Jovenel Moïse est mort : un président est assassiné dans son lit, chez lui, dans la nuit du 6 au 7 juillet 2021. Aucune résistance à ses assassins. Ses gardes étaient tous présents. Je laisse donc aux analystes et enquêteurs de décrypter les tenants et aboutissants de cette mort et d’en déterminer les mobiles immédiats et directs.

Que révèle cette mort du président de la République? Cette mort du président de la République ne révèle absolument rien. Alors, que nous dit-elle, du moins que nous répète-t-elle ? Elle nous dit et nous répète très fort notre mise à mort. Qui nous tue ? Nous-mêmes et nous-mêmes au travers d’étrangers. Il ne manque pas d’analyses sérieuses dans la littérature des sciences humaines et sociales sur le kòkòday de certains Haïtiens et d’étrangers – notamment les politiques entre eux qui vont à contre-courant des intérêts des représentés - pour la mise à mort continue de la nation et du peuple haïtiens.
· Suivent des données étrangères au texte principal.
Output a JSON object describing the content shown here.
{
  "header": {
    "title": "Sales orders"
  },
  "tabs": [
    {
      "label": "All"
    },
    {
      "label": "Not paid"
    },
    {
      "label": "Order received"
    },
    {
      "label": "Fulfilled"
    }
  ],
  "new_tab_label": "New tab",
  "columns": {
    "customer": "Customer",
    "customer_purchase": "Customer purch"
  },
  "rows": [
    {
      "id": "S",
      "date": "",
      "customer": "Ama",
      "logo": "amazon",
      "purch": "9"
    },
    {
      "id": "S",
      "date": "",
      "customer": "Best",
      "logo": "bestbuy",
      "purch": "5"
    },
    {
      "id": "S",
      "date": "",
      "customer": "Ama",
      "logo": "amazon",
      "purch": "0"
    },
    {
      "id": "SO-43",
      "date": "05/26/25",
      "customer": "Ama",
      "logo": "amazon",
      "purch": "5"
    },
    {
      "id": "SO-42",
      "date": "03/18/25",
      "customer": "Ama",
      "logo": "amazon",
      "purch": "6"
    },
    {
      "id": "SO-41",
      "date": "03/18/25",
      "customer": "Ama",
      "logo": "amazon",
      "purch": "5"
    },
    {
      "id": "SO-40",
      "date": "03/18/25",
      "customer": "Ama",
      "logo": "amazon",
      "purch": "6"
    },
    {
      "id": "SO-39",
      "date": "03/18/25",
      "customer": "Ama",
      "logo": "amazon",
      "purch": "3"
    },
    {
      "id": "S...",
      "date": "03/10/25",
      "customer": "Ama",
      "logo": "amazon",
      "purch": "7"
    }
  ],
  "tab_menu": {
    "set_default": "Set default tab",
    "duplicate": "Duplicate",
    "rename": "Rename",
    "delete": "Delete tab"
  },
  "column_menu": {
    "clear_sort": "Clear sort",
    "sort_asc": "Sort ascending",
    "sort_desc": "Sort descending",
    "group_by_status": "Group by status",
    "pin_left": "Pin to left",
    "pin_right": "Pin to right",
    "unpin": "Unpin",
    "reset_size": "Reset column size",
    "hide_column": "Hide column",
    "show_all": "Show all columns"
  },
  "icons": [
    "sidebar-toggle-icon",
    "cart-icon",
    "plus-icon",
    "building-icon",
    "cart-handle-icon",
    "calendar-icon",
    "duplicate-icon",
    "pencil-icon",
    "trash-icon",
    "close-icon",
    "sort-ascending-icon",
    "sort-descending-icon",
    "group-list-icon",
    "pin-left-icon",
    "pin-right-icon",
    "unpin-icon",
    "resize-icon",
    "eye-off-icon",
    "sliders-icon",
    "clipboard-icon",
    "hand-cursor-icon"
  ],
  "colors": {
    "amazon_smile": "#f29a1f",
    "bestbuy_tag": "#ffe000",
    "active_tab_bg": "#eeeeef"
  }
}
On a passé notre temps à occulter la force, productrice de bonté et de dignité, créatrice et transformatrice que nous a léguée 1804. 1804 est quasiment devenu un non-sens, mis en relation à ce que nous sommes aujourd’hui. Je préfère préciser évidemment  que ce que nous sommes est un construit socio-historique par les choix politiques et économiques qui ont été et qui sont les nôtres. Je préfère de plus préciser que nous ici fait référence à ceux qui ont eu le pouvoir de donner une direction à la nation. Ce nous est aussi choisi pour la raison qu’ils ont été nos représentants, donc les pourvoyeurs de l’image de qui nous sommes aux yeux de nous-mêmes et des autres. Plus généralement et dans les meilleurs des cas, nous sommes ce que nous représentons à travers qui nous avons choisi pour nous donner une direction décente et respectueuse de nos desiderata dont l’essentiel est le bien-être de nous-mêmes en tant que nation.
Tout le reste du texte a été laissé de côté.